Naturally, not all hasty generalizations have already been refuted. For instance, Iversen (1979 [p.121]) says that synapses in the brain are excitatory or inhibitory depending on the type of neurotransmitter that is released presynaptically, whereas Kandel (1979 [p.62]) states that the functional expression of synaptic transmission (i.e., excitatory or inhibitory) is determined by the type of postsynaptic receptor. Because these are conflicting statements, they cannot both be correct. But, to the best of my knowledge, the neuroscience community is not ready yet to decide which of the statements is wrong. It is difficult to see why the authors would make such unnecessary generalizations. To be strictly fair, however, we should probably call the generalizations "heuristic conjectures" rather than "epistemological obstacles" until they are proved to be erroneous.

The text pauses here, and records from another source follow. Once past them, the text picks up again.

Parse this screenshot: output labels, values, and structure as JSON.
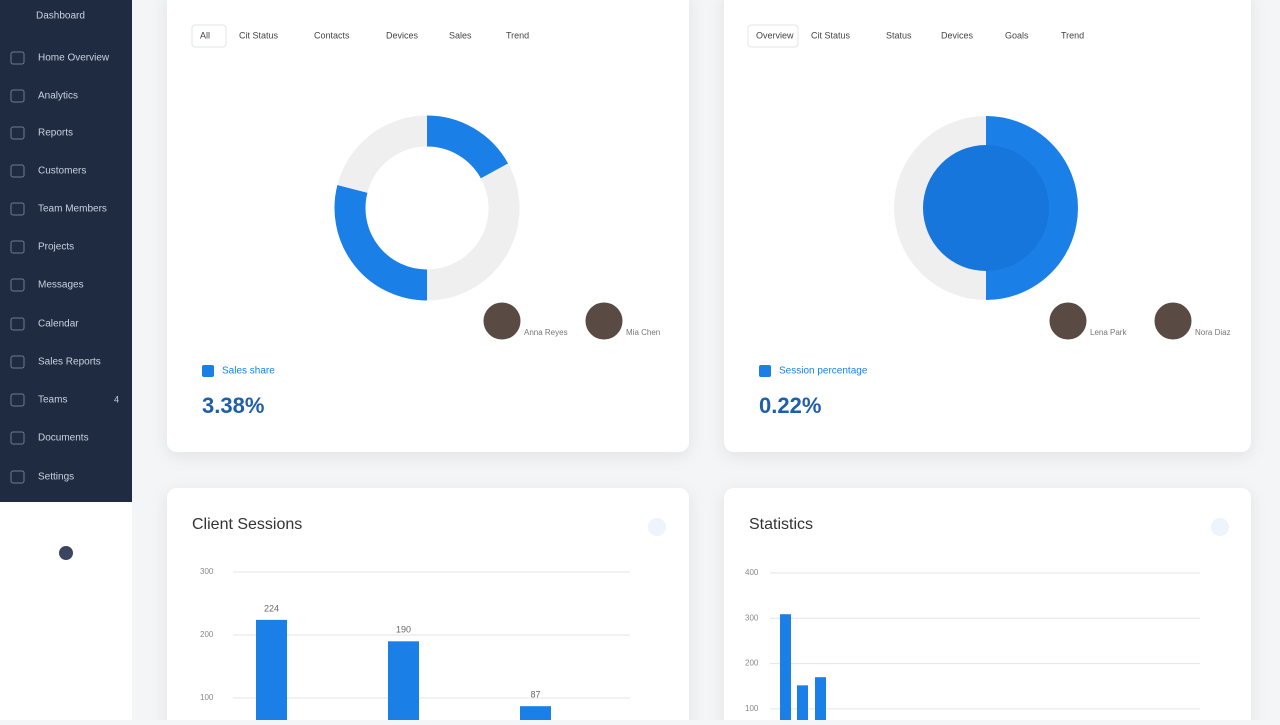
{
  "sidebar": {
    "brand": "Dashboard",
    "badge": "4",
    "items": [
      "Home Overview",
      "Analytics",
      "Reports",
      "Customers",
      "Team Members",
      "Projects",
      "Messages",
      "Calendar",
      "Sales Reports",
      "Teams",
      "Documents",
      "Settings"
    ]
  },
  "cards": [
    {
      "tabs": [
        "All",
        "Cit Status",
        "Contacts",
        "Devices",
        "Sales",
        "Trend"
      ],
      "legend": "Sales share",
      "stat": "3.38%",
      "people": [
        "Anna Reyes",
        "Mia Chen"
      ]
    },
    {
      "tabs": [
        "Overview",
        "Cit Status",
        "Status",
        "Devices",
        "Goals",
        "Trend"
      ],
      "legend": "Session percentage",
      "stat": "0.22%",
      "people": [
        "Lena Park",
        "Nora Diaz"
      ]
    }
  ],
  "chart_data": [
    {
      "type": "donut",
      "values": [
        17,
        33,
        29,
        21
      ],
      "colors": [
        "#1a7fe6",
        "#efefef",
        "#1a7fe6",
        "#efefef"
      ]
    },
    {
      "type": "donut",
      "values": [
        50,
        50
      ],
      "colors": [
        "#1a7fe6",
        "#efefef"
      ]
    },
    {
      "type": "bar",
      "title": "Client Sessions",
      "values": [
        224,
        190,
        87
      ],
      "color": "#1a7fe6",
      "ylim": [
        0,
        300
      ],
      "yticks": [
        100,
        200,
        300
      ],
      "grid": true
    },
    {
      "type": "bar",
      "title": "Statistics",
      "values": [
        309,
        152,
        170
      ],
      "color": "#1a7fe6",
      "ylim": [
        0,
        400
      ],
      "yticks": [
        100,
        200,
        300,
        400
      ],
      "grid": true
    }
  ]
}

It is easy to realize that hasty generalizations may constitute epistemological obstacles because they lead to erroneous statements. Less obvious is the fact that generalizations may become obstacles because they provide a false sense of erudition and, consequently, lead to stagnation of research. For example, William James (1931 [v.1, p.8]) defined the concept of mentality in such a general way (i.e., the ability to seek alternative routes to reach a goal when the usual route is blocked) that it could apply to almost any living being and even to inanimate objects (e.g., a river will find an alternative route to the ocean if its bed is obstructed). Such an encompassing concept is so vague that it inhibits rather than stimulates research. Even worse is Wilhelm Reich's concept of the orgone. Starting from the Freudian conception of libidinal energy, Reich conceived the idea of a bioelectric energy (which would encompass the libidinal energy), and ended up with the delusion of a cosmic energy (the orgone) that is absorbed by living organisms through respiration (Reich 1961 [Chap. 9]). Such a concept could explain life, sexuality, mental illness, foreign policy, bad weather, and anything else one might think of. With a theory like this, who needs experimental science? In contrast, a modest generalization such as Hernandez-Peon's conception that the negative effect of lack of attention on perceptual acuity is due to inhibition of receptors and afferent fibers by brain stem mechanisms (Milner 1971 [Chap. 5]) gave rise to a productive line of research on efferent modulation of sensory afference in rat (Hellon & Necker 1976), cat (Kasprzack et al 1970), pigeon (Shortess & Klose 1977), chicken (Miles et al 1972), monkey (Martin et al 1979), and so on.